Die Klage ist auch erfolglos, soweit sich der Kläger auf den Abfall vom moslemischen Glauben und seinem Übertritt zu den Zeugen Jehovas beruft. Ein Abfall vom moslemischen Glauben (Apostasie) und ein Übertritt zum christlichen Glauben der Zeugen Jehovas (Konversion) im Sinne einer ernsthaften und nachhaltigen Gewissensentscheidung war im Falle des Klägers nicht feststellbar.

Die Anerkennung als Asylberechtigter sowie die Zuerkennung der Flüchtlingseigenschaft nach § 60 Abs. 1 AufenthG i.V.m. § 3 Abs. 1 AsylVfG in der seit 28. August 2007 geltenden Fassung wegen Apostasie bzw. Konversion war bereits nach § 28 Abs. 1 und 2 AsylVfG ausgeschlossen.

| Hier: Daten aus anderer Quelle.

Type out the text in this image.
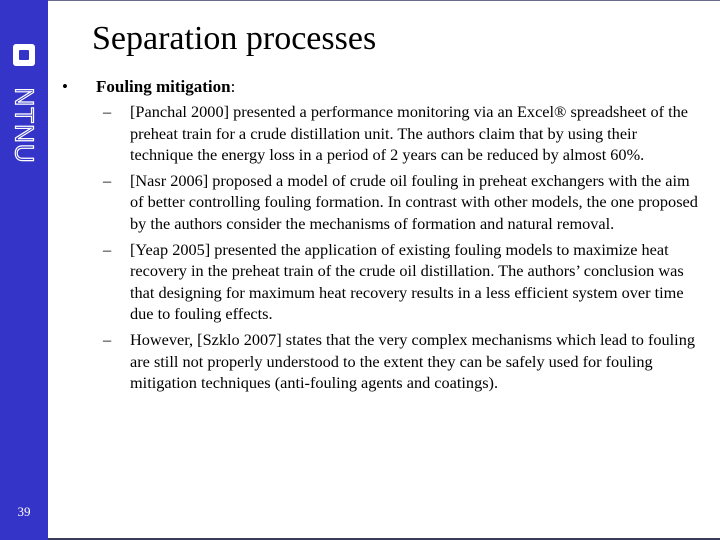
NTNU
39
Separation processes
• Fouling mitigation:
– [Panchal 2000] presented a performance monitoring via an Excel® spreadsheet of the preheat train for a crude distillation unit. The authors claim that by using their technique the energy loss in a period of 2 years can be reduced by almost 60%.
– [Nasr 2006] proposed a model of crude oil fouling in preheat exchangers with the aim of better controlling fouling formation. In contrast with other models, the one proposed by the authors consider the mechanisms of formation and natural removal.
– [Yeap 2005] presented the application of existing fouling models to maximize heat recovery in the preheat train of the crude oil distillation. The authors’ conclusion was that designing for maximum heat recovery results in a less efficient system over time due to fouling effects.
– However, [Szklo 2007] states that the very complex mechanisms which lead to fouling are still not properly understood to the extent they can be safely used for fouling mitigation techniques (anti-fouling agents and coatings).
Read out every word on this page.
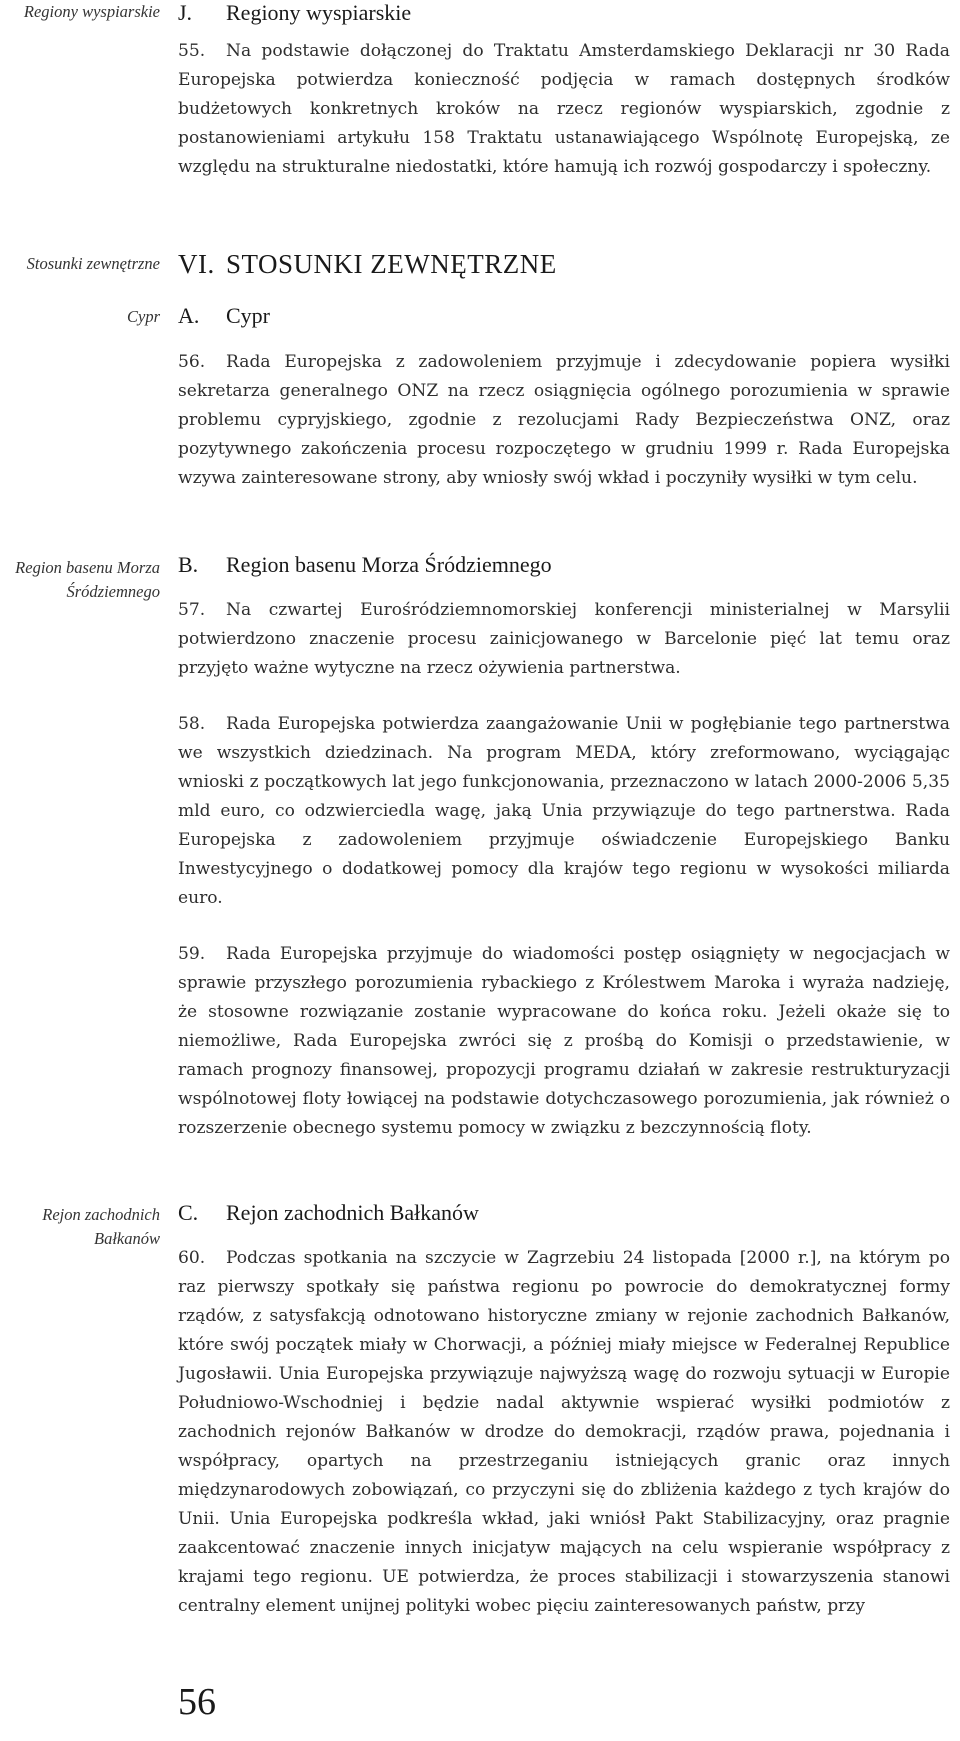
Regiony wyspiarskie J. Regiony wyspiarskie

55. Na podstawie dołączonej do Traktatu Amsterdamskiego Deklaracji nr 30 Rada Europejska potwierdza konieczność podjęcia w ramach dostępnych środków budżetowych konkretnych kroków na rzecz regionów wyspiarskich, zgodnie z postanowieniami artykułu 158 Traktatu ustanawiającego Wspólnotę Europejską, ze względu na strukturalne niedostatki, które hamują ich rozwój gospodarczy i społeczny.

Stosunki zewnętrzne VI. STOSUNKI ZEWNĘTRZNE
Cypr A. Cypr

56. Rada Europejska z zadowoleniem przyjmuje i zdecydowanie popiera wysiłki sekretarza generalnego ONZ na rzecz osiągnięcia ogólnego porozumienia w sprawie problemu cypryjskiego, zgodnie z rezolucjami Rady Bezpieczeństwa ONZ, oraz pozytywnego zakończenia procesu rozpoczętego w grudniu 1999 r. Rada Europejska wzywa zainteresowane strony, aby wniosły swój wkład i poczyniły wysiłki w tym celu.

Region basenu Morza Śródziemnego
B. Region basenu Morza Śródziemnego

57. Na czwartej Eurośródziemnomorskiej konferencji ministerialnej w Marsylii potwierdzono znaczenie procesu zainicjowanego w Barcelonie pięć lat temu oraz przyjęto ważne wytyczne na rzecz ożywienia partnerstwa.

58. Rada Europejska potwierdza zaangażowanie Unii w pogłębianie tego partnerstwa we wszystkich dziedzinach. Na program MEDA, który zreformowano, wyciągając wnioski z początkowych lat jego funkcjonowania, przeznaczono w latach 2000-2006 5,35 mld euro, co odzwierciedla wagę, jaką Unia przywiązuje do tego partnerstwa. Rada Europejska z zadowoleniem przyjmuje oświadczenie Europejskiego Banku Inwestycyjnego o dodatkowej pomocy dla krajów tego regionu w wysokości miliarda euro.

59. Rada Europejska przyjmuje do wiadomości postęp osiągnięty w negocjacjach w sprawie przyszłego porozumienia rybackiego z Królestwem Maroka i wyraża nadzieję, że stosowne rozwiązanie zostanie wypracowane do końca roku. Jeżeli okaże się to niemożliwe, Rada Europejska zwróci się z prośbą do Komisji o przedstawienie, w ramach prognozy finansowej, propozycji programu działań w zakresie restrukturyzacji wspólnotowej floty łowiącej na podstawie dotychczasowego porozumienia, jak również o rozszerzenie obecnego systemu pomocy w związku z bezczynnością floty.

Rejon zachodnich Bałkanów
C. Rejon zachodnich Bałkanów

60. Podczas spotkania na szczycie w Zagrzebiu 24 listopada [2000 r.], na którym po raz pierwszy spotkały się państwa regionu po powrocie do demokratycznej formy rządów, z satysfakcją odnotowano historyczne zmiany w rejonie zachodnich Bałkanów, które swój początek miały w Chorwacji, a później miały miejsce w Federalnej Republice Jugosławii. Unia Europejska przywiązuje najwyższą wagę do rozwoju sytuacji w Europie Południowo-Wschodniej i będzie nadal aktywnie wspierać wysiłki podmiotów z zachodnich rejonów Bałkanów w drodze do demokracji, rządów prawa, pojednania i współpracy, opartych na przestrzeganiu istniejących granic oraz innych międzynarodowych zobowiązań, co przyczyni się do zbliżenia każdego z tych krajów do Unii. Unia Europejska podkreśla wkład, jaki wniósł Pakt Stabilizacyjny, oraz pragnie zaakcentować znaczenie innych inicjatyw mających na celu wspieranie współpracy z krajami tego regionu. UE potwierdza, że proces stabilizacji i stowarzyszenia stanowi centralny element unijnej polityki wobec pięciu zainteresowanych państw, przy

56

Aber auch Abschiebungsverbote nach § 60 Abs. 2, 3, 5 und insbesondere nach § 60 Abs. 7 i.V.m. Abs. 11 AufenthG waren vorliegend nicht gegeben. Nach Art.l0 Abs. 1 b der Qualifikationsrichtlinie umfassen Verfolgungsgründe wegen der Religion, insbesondere theistische, nichttheistische und atheistische Glaubensüberzeugungen, die Teilnahme bzw. Nichtteilnahme an religiösen Riten im privaten oder öffentlichen Bereich, allein oder in Gemeinschaft mit anderen, sonstige religiöse Betätigungen oder Meinungsäußerungen und Verhaltensweisen Einzelner oder der Gemeinschaft, die sich auf eine religiöse Überzeugung stützen und nach dieser vorgeschrieben sind. Gemäß Art. 10 Abs. 2 der Qualifikationsrichtlinie ist bei Bewertung der Frage, ob die Furcht eines Antragstellers vor Verfolgung begründet ist, unerheblich, ob der Betreffende tatsächlich die religiösen Merkmale aufweist, die zur Verfolgung führen, sofern ihm diese Merkmale von seinem Verfolger zugeschrieben werden. Das Gericht kann dahinstehen lassen, inwieweit Art. 10 der Qualifikationsrichtlinie über das bisher in der Rechtsprechung als asylrelevant zugebilligte "religiöse Existenzminimum" (BVerwG v. 20.01.2004, NVwZ 2004, S. 1000) hinaus weitergehenden Schutz vermittelt und nicht nur das sog. "forum internum" schützt. Zwar kann nach den vorliegenden und in das Verfahren eingeführten Auskünften (Lagebericht des Auswärtigen Amtes vom 17. März 2007, Update der Schweizer Flüchtlingshilfe vom 3. Februar u. 11. Dezember 2006, Auskunft des Auswärtigen Amtes vom 25. Mai 2005 an das Verwaltungsgericht Neustadt, Dr. Danesch vom 13. Mai 2004 an das Verwaltungsgericht Braunschweig, UNHCR, Stellungnahme zur Frage der Flüchtlingseigenschaft afghanischerAsylsuchender vom Juli 2003, Auskunft des Auswärtigen Amtes vom 22. Dezember 2004 an das Verwaltungsgericht Hamburg und vom 5. April 2004 an das Verwaltungsgericht Hannover) davon ausgegangen werden, dass vom moslemischen Glauben abgefallene und zum Christentum konvertierte Afghanen bei Rückkehr einer beachtlichen Verfolgungsgefahr ausgesetzt sind. Das Gericht geht nach Anhörung des Klägers in der mündlichen Verhandlung mit dem Bundesamt davon aus, dass dieser weder in ernsthafter und nachhaltiger Weise von seinem moslemischen Glauben abgefallen ist noch einen Glaubenswechsel vollzogen hat.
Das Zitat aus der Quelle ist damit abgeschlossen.